Dominica Government and Politics
State and politics
According to AllCityCodes.com, Dominica became an independent republic within the British Commonwealth in 1978. Also see AbbreviationFinder for abbreviation of DM and its meanings of Dominica. Its president is elected by Parliament for a term of five years and can be re-elected once. A presidential candidate is jointly nominated by the Prime Minister and the leader of the opposition. Such a person must be a Dominican citizen, at least 40 years of age and have lived in Dominica at least five years before the nomination. All heads of state since independence have been men. President since 2013 is Charles Savarin (born 1943). In practice, the executive power is held by the government, which is led by the prime minister.

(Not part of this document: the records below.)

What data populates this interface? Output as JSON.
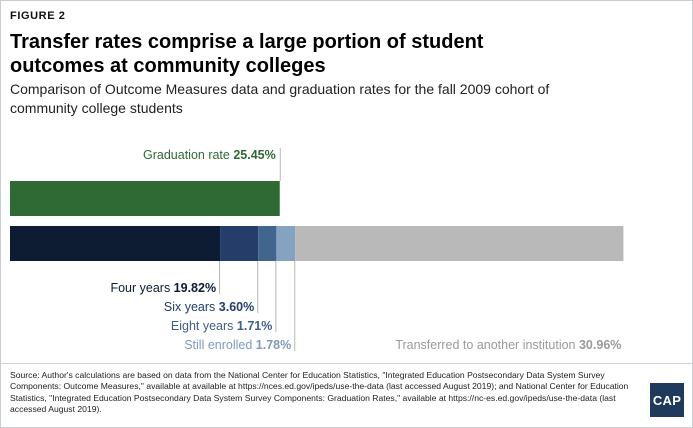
{
  "figure_label": "FIGURE 2",
  "title": "Transfer rates comprise a large portion of student outcomes at community colleges",
  "subtitle": "Comparison of Outcome Measures data and graduation rates for the fall 2009 cohort of community college students",
  "source": "Source: Author's calculations are based on data from the National Center for Education Statistics, \"Integrated Education Postsecondary Data System Survey Components: Outcome Measures,\" available at available at https://nces.ed.gov/ipeds/use-the-data (last accessed August 2019); and National Center for Education Statistics, \"Integrated Education Postsecondary Data System Survey Components: Graduation Rates,\" available at https://nc-es.ed.gov/ipeds/use-the-data (last accessed August 2019).",
  "logo_text": "CAP",
  "chart_data": {
    "type": "bar",
    "orientation": "horizontal",
    "xlim": [
      0,
      58.87
    ],
    "bars": [
      {
        "name": "Graduation rate",
        "segments": [
          {
            "label": "Graduation rate",
            "value": 25.45,
            "value_text": "25.45%",
            "color": "#2f6a35",
            "label_color": "#2f6a35"
          }
        ]
      },
      {
        "name": "Outcome Measures",
        "segments": [
          {
            "label": "Four years",
            "value": 19.82,
            "value_text": "19.82%",
            "color": "#0e1c33",
            "label_color": "#0e1c33"
          },
          {
            "label": "Six years",
            "value": 3.6,
            "value_text": "3.60%",
            "color": "#243d69",
            "label_color": "#243d69"
          },
          {
            "label": "Eight years",
            "value": 1.71,
            "value_text": "1.71%",
            "color": "#41658d",
            "label_color": "#3f5f86"
          },
          {
            "label": "Still enrolled",
            "value": 1.78,
            "value_text": "1.78%",
            "color": "#86a2c1",
            "label_color": "#7e9bbb"
          },
          {
            "label": "Transferred to another institution",
            "value": 30.96,
            "value_text": "30.96%",
            "color": "#b9b9b9",
            "label_color": "#9a9a9a"
          }
        ]
      }
    ],
    "grid": false,
    "legend": "none"
  }
}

Parliament has a House, consisting of 21 elected representatives and nine senators, elected or appointed by the President. In addition, the President and the Chancellor of Justice are members of Parliament.
The 1995 parliamentary elections set the stage for Dominica Freedom Party’s (DFP) 15-year reign. Party leader Eugenia Charles had been prime minister since 1980. The party lost four of its eleven seats to the Dominica United Workers’ Party (UWP) and two to the left-wing Dominica Labor Party (DLP), and UWP’s Edison James (born 1943) became new Government.
UWP lost government power in 2000 to DLP, which has since retained it. In the 2005 election, DFP became without a mandate in Parliament and Dominica has since then practically had a two-party system. Prime Minister since 2004 is Roosevelt Skerrit (born 1972). After the 2014 elections, three of the 21 elected members (14 percent) were women; together with the President and three appointed members, the total number of female members was seven out of 32 (22 percent).
The legal system is based almost entirely on the reception of English law. Dominica has its own courts, which are sentenced in the first instance, while the Court of Appeal is shared with several other Caribbean islands. The death penalty can be punished for some serious crimes.